The Corner

The Illogic of Wondrous Rigors

Mike, let’s not confuse Rachel Maddow with Aristotle. The latter would find nothing contradictory in the codification and enforcement of two different rules of marriage in two different states. He would ask what is it that makes a state a state and conclude that sovereignty is one of the core elements. In the United States, all states are sovereign. Although the Constitution provides that states must give “full faith and credit” to each other’s “public acts, records and judicial proceedings,” there is a “public policy exception” which holds that states are not required to void their own statutes — the expressions of a sovereign’s public policy — in order to accommodate the conflicting statutes of other states. 

What would the non-contradiction principle say about the anomaly that, in your example, the state of Utah, on behalf of its citizens, exercises sovereign authority over all governmental affairs within the state except with respect to marriage of same-sex couples from New York? And when, say, Michigan starts recognizing sharia-endorsed polygamous marriages, will Texas have to green-light that, too, in deference to Ms. Maddow’s “principles of reason”? Is it really impossible for Ahmed and wife No. 4 to be married and not married at the same time, depending on whether they happen to be living in Cairo or Charleston?

One of the major arguments made by DOMA opponents, one that Justice Kennedy & Co. kinda sorta clutched at in their incoherent, result-driven opinion, is that marriage in our federalist system is a state law matter. As Ed Whelan and others have pointed out, there is nothing inconsistent in accepting that states are supreme in regulating marriage within their jurisdictions and holding that Congress may define marriage to the extent marriage status is relevant to federal law (e.g., for federal tax purposes). But the proposition that states may make their own marriage policies, in accordance with the mores of their own citizens, should be inarguable. (I say “should be” because it is clear to me that Justice Scalia is quite correct in observing that the Kennedy majority opinion in the DOMA case lays all the necessary groundwork for the imminent imposition of gay marriage on the states by judicial ukase.) There is nothing contradictory in recognizing that sovereignty allows different sovereigns to have different policies about many important things, and that if you choose to live in a sovereign state it is with the understanding that you will do so subject to its public policy.

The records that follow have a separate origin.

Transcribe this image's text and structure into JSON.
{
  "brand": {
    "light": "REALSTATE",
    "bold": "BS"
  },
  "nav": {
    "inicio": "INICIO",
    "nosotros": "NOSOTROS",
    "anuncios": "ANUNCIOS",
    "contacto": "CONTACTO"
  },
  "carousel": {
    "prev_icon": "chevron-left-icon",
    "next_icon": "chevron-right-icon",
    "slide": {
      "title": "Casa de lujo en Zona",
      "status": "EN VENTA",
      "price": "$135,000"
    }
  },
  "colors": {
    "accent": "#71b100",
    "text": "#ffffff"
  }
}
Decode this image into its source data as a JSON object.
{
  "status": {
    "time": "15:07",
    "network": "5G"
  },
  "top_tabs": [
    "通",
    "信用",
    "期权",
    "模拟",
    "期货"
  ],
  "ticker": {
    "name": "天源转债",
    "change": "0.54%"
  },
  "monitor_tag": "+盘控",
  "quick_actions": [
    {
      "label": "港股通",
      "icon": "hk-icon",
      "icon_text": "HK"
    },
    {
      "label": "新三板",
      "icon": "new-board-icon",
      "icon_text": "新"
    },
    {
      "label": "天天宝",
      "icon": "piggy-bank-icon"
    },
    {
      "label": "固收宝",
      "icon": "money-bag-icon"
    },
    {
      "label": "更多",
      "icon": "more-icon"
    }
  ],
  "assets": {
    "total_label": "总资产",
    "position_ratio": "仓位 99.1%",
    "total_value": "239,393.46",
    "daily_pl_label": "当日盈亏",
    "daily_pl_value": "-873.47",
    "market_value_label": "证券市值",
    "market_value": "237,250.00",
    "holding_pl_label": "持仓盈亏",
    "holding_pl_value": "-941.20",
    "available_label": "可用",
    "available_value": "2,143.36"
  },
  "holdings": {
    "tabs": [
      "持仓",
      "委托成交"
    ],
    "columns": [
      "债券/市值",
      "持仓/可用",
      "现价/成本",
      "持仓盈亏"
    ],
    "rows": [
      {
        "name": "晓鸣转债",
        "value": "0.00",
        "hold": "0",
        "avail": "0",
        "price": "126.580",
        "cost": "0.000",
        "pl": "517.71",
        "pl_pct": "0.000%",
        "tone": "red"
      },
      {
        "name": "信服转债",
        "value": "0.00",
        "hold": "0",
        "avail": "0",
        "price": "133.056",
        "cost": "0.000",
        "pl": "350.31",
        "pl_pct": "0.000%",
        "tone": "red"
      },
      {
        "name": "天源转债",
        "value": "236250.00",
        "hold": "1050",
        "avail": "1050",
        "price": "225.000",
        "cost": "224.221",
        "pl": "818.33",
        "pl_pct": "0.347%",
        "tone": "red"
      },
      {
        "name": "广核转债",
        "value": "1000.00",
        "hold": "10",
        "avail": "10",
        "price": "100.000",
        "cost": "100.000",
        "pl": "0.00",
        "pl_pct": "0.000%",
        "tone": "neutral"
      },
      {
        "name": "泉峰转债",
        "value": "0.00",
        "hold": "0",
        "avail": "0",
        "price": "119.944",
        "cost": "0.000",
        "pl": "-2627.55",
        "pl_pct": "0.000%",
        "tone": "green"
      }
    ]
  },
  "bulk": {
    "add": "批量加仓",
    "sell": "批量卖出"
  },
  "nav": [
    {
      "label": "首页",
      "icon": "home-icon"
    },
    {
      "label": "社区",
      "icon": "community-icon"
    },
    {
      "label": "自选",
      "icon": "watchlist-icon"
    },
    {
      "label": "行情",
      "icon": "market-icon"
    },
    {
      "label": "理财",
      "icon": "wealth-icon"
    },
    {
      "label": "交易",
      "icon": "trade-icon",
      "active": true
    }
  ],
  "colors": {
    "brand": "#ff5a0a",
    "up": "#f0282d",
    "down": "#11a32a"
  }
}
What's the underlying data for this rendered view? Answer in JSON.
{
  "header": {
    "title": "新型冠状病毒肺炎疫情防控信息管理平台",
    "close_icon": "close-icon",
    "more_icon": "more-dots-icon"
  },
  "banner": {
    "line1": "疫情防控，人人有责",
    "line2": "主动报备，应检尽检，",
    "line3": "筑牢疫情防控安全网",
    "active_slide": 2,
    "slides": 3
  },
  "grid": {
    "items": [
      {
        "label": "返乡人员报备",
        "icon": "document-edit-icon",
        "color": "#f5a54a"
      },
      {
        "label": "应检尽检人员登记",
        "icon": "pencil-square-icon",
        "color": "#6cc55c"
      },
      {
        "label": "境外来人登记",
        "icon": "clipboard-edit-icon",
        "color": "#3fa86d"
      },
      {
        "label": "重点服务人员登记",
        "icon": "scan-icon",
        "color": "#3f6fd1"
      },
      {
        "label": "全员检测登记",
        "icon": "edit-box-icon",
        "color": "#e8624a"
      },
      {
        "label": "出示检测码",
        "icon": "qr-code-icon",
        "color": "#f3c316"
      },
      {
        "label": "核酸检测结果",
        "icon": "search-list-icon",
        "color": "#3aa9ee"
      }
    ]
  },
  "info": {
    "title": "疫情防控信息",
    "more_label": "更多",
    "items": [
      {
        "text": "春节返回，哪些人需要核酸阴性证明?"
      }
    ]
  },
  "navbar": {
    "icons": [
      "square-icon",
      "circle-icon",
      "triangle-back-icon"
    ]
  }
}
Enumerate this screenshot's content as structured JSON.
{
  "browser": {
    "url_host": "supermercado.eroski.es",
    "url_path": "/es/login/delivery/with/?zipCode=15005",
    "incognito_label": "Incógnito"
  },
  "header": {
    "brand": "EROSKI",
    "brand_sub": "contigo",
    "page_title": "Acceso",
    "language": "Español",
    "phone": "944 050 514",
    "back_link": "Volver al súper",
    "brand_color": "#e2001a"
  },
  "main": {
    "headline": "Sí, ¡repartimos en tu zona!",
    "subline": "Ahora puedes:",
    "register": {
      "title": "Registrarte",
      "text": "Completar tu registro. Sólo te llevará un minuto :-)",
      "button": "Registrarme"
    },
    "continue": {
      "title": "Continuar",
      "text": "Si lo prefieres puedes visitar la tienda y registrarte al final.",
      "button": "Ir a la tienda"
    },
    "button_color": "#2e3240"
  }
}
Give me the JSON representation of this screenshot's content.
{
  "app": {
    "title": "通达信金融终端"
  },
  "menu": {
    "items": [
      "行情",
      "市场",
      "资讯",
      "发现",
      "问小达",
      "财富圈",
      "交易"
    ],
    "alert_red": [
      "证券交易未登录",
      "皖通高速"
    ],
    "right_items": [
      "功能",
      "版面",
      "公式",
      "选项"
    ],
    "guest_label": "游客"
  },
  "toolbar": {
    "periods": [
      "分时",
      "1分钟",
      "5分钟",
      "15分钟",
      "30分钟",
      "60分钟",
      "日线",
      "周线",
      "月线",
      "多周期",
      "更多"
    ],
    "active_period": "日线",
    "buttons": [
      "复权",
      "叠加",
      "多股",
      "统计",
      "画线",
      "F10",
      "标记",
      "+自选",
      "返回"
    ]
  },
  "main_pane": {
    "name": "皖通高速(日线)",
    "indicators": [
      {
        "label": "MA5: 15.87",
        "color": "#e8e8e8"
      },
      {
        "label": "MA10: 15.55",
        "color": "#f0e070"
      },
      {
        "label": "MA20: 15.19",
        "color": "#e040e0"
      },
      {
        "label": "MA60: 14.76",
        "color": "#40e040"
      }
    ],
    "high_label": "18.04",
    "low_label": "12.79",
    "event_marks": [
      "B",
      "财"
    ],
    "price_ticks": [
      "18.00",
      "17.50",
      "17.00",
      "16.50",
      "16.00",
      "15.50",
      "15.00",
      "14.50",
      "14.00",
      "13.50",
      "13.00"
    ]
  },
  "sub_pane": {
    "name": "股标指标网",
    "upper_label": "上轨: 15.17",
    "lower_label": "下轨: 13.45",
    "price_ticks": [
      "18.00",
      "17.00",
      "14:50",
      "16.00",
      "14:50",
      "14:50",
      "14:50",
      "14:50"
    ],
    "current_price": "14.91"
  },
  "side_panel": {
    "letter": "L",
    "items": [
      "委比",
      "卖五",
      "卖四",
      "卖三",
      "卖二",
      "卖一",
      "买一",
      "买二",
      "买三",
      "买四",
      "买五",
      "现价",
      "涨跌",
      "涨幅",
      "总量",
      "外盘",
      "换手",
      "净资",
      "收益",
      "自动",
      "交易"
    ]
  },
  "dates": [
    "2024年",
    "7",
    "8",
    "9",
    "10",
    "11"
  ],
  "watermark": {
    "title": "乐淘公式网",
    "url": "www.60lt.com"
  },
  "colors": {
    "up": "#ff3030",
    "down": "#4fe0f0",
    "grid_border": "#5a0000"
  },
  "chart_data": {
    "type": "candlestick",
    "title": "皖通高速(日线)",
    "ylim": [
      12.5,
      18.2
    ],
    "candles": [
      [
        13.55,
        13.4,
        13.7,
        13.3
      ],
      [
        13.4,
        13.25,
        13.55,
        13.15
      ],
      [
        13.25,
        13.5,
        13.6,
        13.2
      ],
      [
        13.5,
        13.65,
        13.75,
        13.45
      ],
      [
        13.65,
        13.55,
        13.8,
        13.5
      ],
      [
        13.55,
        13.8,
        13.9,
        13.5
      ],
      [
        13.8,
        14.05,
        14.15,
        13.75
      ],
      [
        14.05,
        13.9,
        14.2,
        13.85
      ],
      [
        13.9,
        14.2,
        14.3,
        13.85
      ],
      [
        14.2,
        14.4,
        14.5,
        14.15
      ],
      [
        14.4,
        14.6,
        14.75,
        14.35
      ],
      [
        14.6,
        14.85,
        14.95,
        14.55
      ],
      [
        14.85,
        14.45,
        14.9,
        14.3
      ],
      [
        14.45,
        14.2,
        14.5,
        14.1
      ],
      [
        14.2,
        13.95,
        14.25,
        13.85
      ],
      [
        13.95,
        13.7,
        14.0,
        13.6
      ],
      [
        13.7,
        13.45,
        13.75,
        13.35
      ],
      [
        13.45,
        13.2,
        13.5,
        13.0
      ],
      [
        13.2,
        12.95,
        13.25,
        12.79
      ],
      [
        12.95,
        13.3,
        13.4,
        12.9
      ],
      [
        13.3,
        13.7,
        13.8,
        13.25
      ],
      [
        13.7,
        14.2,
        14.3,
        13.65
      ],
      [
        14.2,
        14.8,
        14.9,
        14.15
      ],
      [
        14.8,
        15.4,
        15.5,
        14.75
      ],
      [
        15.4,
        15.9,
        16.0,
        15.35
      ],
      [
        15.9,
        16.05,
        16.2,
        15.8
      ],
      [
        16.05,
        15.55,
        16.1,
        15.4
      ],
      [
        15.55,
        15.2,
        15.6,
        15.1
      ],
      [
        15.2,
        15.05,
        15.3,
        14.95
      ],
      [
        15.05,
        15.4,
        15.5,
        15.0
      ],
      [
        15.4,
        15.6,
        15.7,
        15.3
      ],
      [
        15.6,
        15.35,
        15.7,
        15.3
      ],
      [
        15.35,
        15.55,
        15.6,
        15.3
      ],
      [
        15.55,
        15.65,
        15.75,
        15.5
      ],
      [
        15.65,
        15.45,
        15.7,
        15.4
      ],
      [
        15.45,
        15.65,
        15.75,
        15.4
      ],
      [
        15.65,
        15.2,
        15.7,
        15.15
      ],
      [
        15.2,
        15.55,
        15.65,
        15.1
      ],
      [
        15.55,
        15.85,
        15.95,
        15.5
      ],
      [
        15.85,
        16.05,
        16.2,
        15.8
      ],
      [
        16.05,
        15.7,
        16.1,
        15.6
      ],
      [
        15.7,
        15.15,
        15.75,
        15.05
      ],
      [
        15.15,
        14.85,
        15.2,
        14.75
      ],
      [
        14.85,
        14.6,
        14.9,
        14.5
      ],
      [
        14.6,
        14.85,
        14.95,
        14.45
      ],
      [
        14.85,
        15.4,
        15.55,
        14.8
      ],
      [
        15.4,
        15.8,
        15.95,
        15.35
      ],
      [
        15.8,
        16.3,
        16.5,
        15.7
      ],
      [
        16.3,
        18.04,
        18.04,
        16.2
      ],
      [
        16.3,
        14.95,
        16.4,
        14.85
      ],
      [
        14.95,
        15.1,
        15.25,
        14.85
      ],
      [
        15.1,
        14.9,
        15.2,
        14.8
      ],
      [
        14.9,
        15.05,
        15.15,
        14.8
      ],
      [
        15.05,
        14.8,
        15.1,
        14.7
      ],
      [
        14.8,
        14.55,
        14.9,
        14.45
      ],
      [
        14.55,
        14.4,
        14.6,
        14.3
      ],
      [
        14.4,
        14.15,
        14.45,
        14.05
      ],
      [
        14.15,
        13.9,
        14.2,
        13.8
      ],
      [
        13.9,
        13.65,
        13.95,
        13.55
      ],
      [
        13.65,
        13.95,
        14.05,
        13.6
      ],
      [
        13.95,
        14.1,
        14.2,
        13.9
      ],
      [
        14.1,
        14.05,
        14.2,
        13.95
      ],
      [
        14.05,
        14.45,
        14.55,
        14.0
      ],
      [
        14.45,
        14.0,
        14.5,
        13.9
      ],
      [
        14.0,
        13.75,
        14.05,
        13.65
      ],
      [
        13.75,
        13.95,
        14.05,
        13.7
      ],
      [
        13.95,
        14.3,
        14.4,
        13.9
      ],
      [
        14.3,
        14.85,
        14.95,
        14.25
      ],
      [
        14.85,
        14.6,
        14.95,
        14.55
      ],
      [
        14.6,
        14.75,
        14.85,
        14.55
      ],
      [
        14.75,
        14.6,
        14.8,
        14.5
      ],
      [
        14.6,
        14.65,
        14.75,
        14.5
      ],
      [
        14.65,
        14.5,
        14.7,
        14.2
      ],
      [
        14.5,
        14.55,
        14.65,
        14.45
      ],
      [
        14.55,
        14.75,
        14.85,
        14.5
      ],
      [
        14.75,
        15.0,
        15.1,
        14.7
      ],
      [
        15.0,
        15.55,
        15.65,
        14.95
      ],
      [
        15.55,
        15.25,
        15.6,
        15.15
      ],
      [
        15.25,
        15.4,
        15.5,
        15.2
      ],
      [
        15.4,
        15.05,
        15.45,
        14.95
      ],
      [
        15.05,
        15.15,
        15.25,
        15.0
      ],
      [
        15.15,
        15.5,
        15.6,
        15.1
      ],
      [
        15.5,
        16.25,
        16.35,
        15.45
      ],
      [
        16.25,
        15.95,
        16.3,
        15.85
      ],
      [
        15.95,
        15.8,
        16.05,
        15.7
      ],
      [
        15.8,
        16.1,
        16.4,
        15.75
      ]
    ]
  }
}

On that score, married couples all over America make difficult choices involving work all the time — an economy in which both spouses typically work and cross-country transfers are common makes it inevitable that married people will have to make tough decisions about transfers that would uproot families and force the other spouse forfeit his or her job. Many decide that the marriage is more important than the job and stay put. Why can’t the same-sex New York couple decide that marriage is important enough to them to decline the transfer to Utah? I am not suggesting this is painless, but why should the same-sex couple’s interest in a novel arrangement recognized in few states outweigh the people of a sovereign state’s interest in preserving a traditional arrangement that has been the building block of civilization?